The cause oil excess can be related to the increase of hormonal levels, such as at puberty, as well as during some parts of the menstrual cycle of women, pregnancy and menopause, as the sebaceous glands become more active during these times . Also stress, certain medications such as steroids and makeup that clog pores.

 

3- Mixed skin is usually the most common, it is a combination of two skin types, dry and oily. Sebum-producing glands are more concentrated in the central part of the face, forehead, nose and chin, so the pores in these areas look larger.

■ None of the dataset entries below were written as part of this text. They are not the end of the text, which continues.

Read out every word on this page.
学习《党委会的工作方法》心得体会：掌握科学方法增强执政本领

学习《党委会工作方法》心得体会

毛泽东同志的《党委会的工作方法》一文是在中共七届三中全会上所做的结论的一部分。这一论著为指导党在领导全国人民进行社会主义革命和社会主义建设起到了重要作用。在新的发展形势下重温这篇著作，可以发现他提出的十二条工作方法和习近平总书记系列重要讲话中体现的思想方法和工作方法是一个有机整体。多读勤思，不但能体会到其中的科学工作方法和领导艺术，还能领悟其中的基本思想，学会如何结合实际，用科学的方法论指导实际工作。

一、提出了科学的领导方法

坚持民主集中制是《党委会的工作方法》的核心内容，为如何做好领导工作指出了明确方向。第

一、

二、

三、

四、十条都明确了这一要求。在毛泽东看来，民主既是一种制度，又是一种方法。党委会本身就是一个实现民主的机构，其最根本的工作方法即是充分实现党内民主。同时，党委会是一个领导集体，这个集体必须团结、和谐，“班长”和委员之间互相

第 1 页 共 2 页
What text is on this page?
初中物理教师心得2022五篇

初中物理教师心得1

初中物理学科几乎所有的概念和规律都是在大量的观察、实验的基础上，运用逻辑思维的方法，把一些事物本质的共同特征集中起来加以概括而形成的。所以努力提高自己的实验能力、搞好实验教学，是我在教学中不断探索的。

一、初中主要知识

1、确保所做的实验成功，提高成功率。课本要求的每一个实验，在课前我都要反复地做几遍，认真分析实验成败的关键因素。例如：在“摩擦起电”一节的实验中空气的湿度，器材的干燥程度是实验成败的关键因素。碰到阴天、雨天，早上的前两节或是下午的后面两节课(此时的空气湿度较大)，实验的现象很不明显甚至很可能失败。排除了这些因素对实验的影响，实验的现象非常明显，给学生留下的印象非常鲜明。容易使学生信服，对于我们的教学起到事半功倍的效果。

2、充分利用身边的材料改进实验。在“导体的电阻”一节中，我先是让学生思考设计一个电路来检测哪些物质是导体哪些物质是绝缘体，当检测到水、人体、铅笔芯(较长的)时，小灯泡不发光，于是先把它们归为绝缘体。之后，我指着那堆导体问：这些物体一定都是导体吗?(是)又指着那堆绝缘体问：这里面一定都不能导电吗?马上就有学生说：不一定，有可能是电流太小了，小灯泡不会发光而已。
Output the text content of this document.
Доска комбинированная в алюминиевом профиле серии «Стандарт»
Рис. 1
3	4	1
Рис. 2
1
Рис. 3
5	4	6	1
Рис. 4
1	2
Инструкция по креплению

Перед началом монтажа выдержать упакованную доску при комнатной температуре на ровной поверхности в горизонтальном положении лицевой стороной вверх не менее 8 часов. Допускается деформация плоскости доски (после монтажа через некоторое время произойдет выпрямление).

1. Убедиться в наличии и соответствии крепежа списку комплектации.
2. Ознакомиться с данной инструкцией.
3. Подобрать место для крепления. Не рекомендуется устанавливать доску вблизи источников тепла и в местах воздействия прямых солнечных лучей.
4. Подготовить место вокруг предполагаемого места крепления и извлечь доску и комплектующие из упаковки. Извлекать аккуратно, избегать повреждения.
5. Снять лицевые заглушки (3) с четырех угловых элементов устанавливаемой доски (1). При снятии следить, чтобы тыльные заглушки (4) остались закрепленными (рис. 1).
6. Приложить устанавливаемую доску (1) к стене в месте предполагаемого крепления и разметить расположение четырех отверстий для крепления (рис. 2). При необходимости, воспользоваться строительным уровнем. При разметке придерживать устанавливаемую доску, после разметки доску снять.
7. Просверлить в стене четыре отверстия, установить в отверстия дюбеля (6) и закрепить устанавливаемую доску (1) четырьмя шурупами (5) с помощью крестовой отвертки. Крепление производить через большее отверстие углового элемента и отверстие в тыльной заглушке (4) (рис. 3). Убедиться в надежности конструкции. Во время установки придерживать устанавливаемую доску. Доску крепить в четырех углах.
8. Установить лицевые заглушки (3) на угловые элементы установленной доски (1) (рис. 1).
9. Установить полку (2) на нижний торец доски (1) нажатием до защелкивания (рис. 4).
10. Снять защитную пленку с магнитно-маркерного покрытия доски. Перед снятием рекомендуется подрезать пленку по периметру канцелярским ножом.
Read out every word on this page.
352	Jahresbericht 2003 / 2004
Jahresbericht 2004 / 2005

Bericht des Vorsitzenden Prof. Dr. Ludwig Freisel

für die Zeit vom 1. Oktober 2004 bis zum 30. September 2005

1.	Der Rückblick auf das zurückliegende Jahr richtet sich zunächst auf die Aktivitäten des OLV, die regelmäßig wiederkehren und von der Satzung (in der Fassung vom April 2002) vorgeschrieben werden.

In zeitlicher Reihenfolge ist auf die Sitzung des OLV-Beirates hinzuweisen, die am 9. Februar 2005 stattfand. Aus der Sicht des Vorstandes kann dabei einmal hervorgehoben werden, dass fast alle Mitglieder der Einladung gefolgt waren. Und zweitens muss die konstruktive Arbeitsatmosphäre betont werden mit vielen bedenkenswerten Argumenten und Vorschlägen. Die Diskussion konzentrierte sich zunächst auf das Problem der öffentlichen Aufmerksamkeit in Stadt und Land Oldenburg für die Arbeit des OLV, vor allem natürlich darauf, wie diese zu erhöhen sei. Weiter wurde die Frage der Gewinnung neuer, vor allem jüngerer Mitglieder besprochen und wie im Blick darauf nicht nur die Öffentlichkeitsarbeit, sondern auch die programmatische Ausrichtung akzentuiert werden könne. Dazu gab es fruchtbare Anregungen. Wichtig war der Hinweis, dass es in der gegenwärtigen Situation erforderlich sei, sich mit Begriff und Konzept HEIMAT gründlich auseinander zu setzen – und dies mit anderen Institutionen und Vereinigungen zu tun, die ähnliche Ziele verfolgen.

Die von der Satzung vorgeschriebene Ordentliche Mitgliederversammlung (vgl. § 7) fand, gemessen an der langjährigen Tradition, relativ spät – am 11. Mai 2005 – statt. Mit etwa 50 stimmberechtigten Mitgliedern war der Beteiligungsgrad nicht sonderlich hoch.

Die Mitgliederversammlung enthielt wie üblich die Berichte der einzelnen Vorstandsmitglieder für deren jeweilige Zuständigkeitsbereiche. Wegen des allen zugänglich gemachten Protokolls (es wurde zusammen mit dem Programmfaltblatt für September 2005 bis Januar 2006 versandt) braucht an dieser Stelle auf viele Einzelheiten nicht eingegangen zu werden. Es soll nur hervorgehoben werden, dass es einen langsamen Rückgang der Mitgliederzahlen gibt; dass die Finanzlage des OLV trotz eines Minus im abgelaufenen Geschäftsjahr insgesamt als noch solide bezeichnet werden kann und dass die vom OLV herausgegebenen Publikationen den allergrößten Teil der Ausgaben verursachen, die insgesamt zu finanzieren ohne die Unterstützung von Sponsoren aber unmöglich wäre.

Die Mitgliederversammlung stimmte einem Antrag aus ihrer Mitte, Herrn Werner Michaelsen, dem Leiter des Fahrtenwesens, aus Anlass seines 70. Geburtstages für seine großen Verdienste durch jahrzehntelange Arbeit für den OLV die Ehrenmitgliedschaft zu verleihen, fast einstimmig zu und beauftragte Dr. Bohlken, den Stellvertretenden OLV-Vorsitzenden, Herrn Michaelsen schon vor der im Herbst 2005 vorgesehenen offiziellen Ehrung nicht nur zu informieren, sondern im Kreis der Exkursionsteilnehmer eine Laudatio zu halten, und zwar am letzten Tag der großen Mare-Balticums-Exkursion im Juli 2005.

The cheeks and skin around the eyes are usually drier than the rest of the face, due to lipid deficiency in this area.

 

The oil gets trapped in the pores in the central part, mixed with dead skin cells and other debris, causing a plug. In contact with the air it causes a black dot and, when it is closed, forms a white dot.

 

4 – Dry skin is a skin type that produces less sebum, has a rough texture, small pores, and  is prone to irritation, redness and itching.

 

As we age, skin tends to become drier and more fragile, because the production of natural skin oil inevitably decreases. Also, women have much more predisposition to dry skin than men.

 

Dry skin is an uncomfortable condition that occurs for a variety of reasons. It is possible to have naturally dry skin, but external factors are often the key in this condition. Extreme weather (too hot or too cold) removes moisture from the skin leaving it drier and cracked. Very astringent soaps and detergents, over washing and very hot water deteriorate the skin’s lipid barrier, the shield that protects against external factors and retains moisture.